Esses passos distantes… Parece que foi uma outra vida, em algum universo paralelo aleatório. Me dou conta das reviravoltas que o mundo dá e penso seguir aprendendo como uma criança que acaba de dar o primeiro passo, enxergar as cores e as formas das coisas ao seu redor. Por um detalhe: vou por onde meu corpo aponta.
Algum momento tinha que voltar para a faculdade, para o trabalho. Lembro de voltar a atravessar a passarela do Imbuí cambaleando, meu corpo desequilibrado a caminho do estágio no Museu de Tecnologia que mais parecia um ferro-velho abandonado. Penso agora no quanto esse pobre corpo aguentou cruzando limites que não lhe dizia respeito cruzar, ou carregando fardos que claramente não suportava.
Os detalhes desse momento entram num grande redemoinho regado a desmaios, vômitos, carro, hospital, família desbaratinada com o que via. Sentia toda a atmosfera perturbadora sem ao menos conseguir abrir os olhos. Instantes pavorosos que aos poucos foram se dissolvendo em semanas onde mal era possível tomar banho, comer ou andar sozinha. Já vivia sozinha aquela altura do campeonato, e me vi novamente na casa dos meus pais, cuidada por eles. Foi um balaço no ombro da minha independência. Só meu mapa sabe o quanto meu orgulho ariano me penetra.
Surpreendida por uma puta crise de labirintite, sabe aquela que começa com zumbido frequente no ouvido? Talvez você não saiba, mas tenha familiaridade com algumas sensações descritas. Um amigo acabava de sair da minha casa e, quando deito no sofá, a casa não parava de girar. Tive a impressão de estar naquele brinquedo Samba, dos parques de diversões, mas estava bem ali, deitada no sofá de casa. A porta a centímetros de mim, mais pareciam quilômetros. Minha sorte foi minha sobrinha Juju estar brincando na frente de casa com algumas amiguinhas do bairro. Pedi que chamasse minha irmã para me acudir ou me ver morrer. Certamente era minha morte, pensava.

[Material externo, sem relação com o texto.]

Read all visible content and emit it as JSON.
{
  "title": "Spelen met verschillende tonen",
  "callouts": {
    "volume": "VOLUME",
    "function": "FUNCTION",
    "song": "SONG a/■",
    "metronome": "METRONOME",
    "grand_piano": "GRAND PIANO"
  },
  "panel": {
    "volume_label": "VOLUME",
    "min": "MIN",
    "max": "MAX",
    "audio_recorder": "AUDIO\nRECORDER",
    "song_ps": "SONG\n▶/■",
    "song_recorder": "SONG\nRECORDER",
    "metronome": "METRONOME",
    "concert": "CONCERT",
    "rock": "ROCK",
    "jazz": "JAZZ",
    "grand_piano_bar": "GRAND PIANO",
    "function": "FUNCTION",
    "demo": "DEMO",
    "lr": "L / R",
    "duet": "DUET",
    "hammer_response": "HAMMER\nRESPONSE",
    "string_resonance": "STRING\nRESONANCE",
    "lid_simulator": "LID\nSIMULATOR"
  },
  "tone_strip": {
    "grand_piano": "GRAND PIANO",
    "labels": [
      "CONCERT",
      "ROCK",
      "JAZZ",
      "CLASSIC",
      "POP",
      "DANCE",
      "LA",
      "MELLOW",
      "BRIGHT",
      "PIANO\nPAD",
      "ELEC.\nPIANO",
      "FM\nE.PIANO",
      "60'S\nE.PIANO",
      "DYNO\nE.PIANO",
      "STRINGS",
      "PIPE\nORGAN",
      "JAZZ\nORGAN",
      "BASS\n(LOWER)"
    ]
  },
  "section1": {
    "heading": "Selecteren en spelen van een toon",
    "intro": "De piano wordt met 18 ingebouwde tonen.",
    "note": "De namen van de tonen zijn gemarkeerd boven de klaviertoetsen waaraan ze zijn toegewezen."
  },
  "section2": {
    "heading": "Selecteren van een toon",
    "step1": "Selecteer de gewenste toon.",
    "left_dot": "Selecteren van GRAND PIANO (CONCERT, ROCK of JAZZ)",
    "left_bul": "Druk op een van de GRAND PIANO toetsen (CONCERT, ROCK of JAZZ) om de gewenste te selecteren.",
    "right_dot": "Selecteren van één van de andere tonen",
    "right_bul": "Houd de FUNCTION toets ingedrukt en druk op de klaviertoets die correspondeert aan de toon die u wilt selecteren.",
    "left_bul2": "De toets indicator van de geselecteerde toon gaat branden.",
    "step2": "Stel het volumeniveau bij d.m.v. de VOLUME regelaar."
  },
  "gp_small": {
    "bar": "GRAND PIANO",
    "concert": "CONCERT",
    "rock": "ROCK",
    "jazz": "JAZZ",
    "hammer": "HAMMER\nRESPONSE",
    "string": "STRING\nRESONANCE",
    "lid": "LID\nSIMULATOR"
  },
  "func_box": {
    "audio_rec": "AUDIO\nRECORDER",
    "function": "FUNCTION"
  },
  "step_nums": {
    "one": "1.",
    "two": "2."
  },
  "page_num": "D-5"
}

Certa altura da graduação, morei com um companheiro que mal interagia em casa, afinal chegava lá pras 21h, só a carcaça do corpo moído para no dia seguinte fazer tudo outra vez. Nessas assincronicidades da vida, ele começa a trabalhar a noite, depois viaja para outro estado a fim de fazer a roda da fortuna dele girar, eu me estrupiando toda a trancos e barrancos para manter assiduidade, bom resultados no trabalho, na universidade…
Saía de manhã bem cedinho de casa e atravessava a caótica Avenida Suburbana na tentativa vã de chegar cedo a alguma aula que terminava quase às 13h, hora que deveria entrar no estágio. Era engolir a comida que brevemente se aquecia no microondas, depois de uma fila de estudantes que também estavam na copa fazendo o mesmo, e sair voando. Quer dizer, se fosse voando seria estupendo, mas aguardava ônibus aleatórios, cheios e demorados que cruzavam o Beirú em pleno sol escaldante e um mormaço do estopô. Nunca se pôde confiar nas conduções soteropolitanas. A sorte mesmo era ser estudante e pegar meia, o que me fazia pular de ônibus em ônibus para cumprir acordos e horários que saíam do meu bolso.
Tenho longas recordações do quanto em alguns momentos da minha vida me custou estar em lugares e posições que não faziam nenhum sentido para mim verdadeiramente. Diria melhor, custou ao meu corpo, minha presença, viver diária e catolicamente empregos, cursos, relacionamentos, ciclos sociais totalmente desconectados com quem eu era, o que sentia ou gostaria de viver.
Custei chegar no dia 10. A escrita me desafia a colocar as coisas pra fora e eu tentando engolir a seco. Em alguns momentos pensei que os 21 dias de escrita foram-se ao beleléu, afinal, há alguns dias não apareço por aqui. Reflito sobre o tempo que tem os meus 21 dias de escrita. Anos? Segundos?
Quiçá a temporalidade das coisas não faça tanto sentido assim pra mim, contanto que a consciência esteja simplesmente presente.